アルトはアメリアに反論が出来ず、ただ顔を歪めるだけ。
何も言葉が出ない。
「他の方になんと話されますか?実はあの討伐は殿下ではなく、わが兄がやったと言いますか?・・・臣下として言えませんよね?オーガスタ殿下をはずかしめることになりますから・・・」
そうなのだ。
学園内ではオーガスタ殿下が盗賊を倒したと言うことになっている。
そんな話の中に、実はオーガスタ殿下ではなく他の人が倒したなどと言えば、オーガスタ殿下の評判を落とすことになる。

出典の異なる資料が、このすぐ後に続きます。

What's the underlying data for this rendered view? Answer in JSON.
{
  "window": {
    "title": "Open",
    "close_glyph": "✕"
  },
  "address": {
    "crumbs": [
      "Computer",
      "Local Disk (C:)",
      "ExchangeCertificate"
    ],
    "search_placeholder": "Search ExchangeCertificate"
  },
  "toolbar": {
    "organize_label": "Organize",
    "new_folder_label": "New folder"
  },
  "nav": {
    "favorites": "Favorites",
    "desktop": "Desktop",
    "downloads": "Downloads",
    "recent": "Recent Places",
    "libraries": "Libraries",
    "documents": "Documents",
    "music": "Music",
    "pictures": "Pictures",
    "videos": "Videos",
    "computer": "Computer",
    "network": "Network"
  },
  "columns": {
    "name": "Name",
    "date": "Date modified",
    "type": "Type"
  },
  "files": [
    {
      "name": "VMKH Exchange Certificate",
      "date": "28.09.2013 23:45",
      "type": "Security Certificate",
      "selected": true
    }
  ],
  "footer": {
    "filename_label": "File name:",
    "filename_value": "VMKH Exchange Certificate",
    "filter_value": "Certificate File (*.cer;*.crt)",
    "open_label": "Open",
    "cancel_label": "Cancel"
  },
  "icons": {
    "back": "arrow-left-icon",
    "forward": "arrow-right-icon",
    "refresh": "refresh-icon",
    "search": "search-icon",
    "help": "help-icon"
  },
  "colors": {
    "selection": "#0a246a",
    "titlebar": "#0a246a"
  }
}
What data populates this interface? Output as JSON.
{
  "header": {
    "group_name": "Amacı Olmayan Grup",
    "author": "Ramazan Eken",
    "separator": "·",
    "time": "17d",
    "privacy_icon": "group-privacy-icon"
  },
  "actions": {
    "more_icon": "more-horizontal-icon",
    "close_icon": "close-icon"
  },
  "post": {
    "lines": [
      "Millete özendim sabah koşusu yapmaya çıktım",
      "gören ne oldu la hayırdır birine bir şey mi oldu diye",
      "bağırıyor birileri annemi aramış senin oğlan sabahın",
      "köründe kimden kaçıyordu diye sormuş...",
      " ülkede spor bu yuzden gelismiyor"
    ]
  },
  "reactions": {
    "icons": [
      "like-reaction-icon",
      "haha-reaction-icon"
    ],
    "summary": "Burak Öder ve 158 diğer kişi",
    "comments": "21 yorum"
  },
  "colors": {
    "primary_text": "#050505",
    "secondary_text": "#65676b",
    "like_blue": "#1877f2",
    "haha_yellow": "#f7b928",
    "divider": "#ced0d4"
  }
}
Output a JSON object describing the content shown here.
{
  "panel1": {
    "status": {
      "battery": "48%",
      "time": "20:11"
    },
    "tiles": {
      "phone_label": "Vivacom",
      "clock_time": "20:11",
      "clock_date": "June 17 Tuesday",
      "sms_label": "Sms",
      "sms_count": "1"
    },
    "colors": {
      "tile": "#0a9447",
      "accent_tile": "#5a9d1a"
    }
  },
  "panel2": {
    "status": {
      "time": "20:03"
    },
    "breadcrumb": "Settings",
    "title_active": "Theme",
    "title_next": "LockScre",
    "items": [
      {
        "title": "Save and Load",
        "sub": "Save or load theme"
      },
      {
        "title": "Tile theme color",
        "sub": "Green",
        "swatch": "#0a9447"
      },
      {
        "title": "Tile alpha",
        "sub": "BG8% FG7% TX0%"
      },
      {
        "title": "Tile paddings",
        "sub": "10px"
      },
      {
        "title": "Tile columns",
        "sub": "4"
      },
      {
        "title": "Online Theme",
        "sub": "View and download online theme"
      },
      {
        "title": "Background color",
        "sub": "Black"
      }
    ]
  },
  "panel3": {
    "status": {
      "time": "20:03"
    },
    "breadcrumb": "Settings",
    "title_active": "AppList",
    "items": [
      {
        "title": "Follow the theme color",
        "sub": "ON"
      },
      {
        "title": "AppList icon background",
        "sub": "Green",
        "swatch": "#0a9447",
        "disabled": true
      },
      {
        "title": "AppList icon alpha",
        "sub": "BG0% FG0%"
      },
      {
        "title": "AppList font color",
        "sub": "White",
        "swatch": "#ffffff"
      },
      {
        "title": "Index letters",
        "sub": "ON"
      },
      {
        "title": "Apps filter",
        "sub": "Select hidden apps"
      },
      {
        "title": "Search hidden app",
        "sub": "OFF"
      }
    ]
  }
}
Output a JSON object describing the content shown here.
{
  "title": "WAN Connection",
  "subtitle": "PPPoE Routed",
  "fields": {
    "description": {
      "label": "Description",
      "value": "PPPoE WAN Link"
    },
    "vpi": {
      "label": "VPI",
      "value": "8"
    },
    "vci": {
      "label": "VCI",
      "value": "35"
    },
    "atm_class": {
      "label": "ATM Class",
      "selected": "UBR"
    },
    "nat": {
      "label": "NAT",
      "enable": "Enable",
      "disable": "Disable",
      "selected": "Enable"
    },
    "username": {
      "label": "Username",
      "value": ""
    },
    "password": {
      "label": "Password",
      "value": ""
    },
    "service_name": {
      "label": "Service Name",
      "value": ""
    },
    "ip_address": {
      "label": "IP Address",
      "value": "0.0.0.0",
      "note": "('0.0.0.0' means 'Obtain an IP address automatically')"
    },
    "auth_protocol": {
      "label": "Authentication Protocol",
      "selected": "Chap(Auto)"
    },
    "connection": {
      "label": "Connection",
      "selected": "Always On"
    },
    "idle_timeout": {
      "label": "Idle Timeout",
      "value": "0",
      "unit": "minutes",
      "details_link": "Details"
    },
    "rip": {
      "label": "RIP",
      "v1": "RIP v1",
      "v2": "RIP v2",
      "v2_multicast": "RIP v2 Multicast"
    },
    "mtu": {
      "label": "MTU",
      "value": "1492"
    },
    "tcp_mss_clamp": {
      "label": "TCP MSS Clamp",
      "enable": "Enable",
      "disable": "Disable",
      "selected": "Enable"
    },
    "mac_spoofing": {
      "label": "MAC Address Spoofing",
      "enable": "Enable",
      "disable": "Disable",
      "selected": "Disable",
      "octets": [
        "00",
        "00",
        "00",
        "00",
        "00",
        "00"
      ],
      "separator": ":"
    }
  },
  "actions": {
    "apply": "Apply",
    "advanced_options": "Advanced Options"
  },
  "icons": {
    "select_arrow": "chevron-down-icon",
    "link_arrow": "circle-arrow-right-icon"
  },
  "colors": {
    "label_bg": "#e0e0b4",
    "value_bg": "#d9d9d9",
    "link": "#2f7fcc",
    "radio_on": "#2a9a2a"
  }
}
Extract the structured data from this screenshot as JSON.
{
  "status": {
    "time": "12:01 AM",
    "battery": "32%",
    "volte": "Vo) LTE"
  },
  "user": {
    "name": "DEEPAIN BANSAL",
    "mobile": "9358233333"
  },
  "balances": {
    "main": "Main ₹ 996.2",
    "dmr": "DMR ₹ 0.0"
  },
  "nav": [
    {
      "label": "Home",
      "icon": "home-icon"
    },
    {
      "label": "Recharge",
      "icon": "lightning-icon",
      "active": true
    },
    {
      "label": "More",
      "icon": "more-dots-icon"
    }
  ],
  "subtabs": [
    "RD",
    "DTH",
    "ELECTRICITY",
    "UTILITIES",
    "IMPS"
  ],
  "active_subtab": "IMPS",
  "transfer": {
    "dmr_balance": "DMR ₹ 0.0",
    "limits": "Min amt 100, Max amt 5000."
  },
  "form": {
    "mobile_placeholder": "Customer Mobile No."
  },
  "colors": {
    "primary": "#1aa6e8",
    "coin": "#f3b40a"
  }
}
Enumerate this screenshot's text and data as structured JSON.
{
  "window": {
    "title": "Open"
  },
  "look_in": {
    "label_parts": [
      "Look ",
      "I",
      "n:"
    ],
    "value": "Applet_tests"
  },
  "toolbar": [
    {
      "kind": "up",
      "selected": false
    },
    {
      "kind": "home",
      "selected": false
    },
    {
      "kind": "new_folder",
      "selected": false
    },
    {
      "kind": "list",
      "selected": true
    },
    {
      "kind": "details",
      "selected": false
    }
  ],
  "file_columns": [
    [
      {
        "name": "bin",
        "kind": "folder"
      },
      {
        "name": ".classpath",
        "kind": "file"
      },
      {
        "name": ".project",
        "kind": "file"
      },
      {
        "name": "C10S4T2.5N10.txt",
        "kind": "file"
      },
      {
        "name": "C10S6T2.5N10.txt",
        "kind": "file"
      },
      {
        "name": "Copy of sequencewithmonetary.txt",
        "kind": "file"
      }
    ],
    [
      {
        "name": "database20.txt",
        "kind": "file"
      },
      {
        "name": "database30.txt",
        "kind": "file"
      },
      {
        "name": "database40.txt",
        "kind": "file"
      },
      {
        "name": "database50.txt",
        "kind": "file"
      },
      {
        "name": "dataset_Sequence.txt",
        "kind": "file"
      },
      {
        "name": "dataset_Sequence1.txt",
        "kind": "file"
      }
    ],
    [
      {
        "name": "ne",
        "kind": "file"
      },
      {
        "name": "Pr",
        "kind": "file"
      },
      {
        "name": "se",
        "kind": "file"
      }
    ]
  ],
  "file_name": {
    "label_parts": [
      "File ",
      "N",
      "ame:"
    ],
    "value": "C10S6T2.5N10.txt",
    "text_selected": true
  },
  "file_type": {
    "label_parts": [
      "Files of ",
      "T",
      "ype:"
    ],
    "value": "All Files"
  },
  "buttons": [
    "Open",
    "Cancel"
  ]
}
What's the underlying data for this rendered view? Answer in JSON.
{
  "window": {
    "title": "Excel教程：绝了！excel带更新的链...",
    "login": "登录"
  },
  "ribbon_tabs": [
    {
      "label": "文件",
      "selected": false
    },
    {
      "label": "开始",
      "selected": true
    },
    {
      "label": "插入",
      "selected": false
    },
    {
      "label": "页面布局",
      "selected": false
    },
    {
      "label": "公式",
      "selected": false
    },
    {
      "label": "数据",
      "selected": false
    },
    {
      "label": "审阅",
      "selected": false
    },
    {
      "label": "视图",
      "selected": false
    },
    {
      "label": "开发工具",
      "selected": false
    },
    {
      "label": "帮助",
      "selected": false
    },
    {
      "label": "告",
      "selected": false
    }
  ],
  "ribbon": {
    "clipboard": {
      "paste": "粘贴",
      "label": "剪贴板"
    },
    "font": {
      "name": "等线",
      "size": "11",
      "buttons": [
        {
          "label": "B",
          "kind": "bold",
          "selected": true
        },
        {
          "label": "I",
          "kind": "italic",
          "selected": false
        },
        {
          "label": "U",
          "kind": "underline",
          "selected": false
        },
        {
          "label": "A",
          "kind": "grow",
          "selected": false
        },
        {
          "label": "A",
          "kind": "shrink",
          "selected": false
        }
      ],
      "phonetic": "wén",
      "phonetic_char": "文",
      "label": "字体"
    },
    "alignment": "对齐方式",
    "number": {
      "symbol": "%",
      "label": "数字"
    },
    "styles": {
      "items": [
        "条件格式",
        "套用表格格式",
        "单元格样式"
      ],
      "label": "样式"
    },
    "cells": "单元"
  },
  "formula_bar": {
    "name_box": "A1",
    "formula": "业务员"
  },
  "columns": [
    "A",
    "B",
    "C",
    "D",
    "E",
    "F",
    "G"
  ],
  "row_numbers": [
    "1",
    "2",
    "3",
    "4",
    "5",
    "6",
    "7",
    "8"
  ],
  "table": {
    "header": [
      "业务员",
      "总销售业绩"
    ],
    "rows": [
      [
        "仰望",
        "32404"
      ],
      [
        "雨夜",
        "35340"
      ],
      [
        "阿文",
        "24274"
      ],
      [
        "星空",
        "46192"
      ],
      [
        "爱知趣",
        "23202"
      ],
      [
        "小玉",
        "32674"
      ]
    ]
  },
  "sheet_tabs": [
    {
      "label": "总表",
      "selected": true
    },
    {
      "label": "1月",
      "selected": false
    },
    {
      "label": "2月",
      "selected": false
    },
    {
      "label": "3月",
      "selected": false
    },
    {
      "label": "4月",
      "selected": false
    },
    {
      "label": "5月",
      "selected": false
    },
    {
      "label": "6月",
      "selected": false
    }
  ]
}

王家をおとしいれようとする家となれば分かるが、アルトは宰相家のご子息。
宰相家の者が、王家を評判をおとすことなど出来ないのだ。
「くくっ・・。痛い所をつくね・・アメリア嬢。」
「ふふっ。さっきのお返しですわ。」
(・・・へ、ザマーミロ。)
そう言ってアメリアは、令嬢らしくニッコリと笑顔をみせる。
「・・・ここは一旦去った方がいいかも知れないね。」
「うふふ。賢明なご判断ですわ。」
(・・・と言うより関わらないでほしい!)
「まだ、諦めていないから、そのつもりで。」
アルトはそのまま、アメリアに「アデュー。」と言って、この温室を去った。
・・・数分後。
「・・・あーーーーー、もう無理だわ!」
アメリアは、アルトが温室から去ってから数分後いきなり大声をだした。
相当、ストレスが溜まっているのだ。
いや、アルトのせいで、さらに溜まってしまった。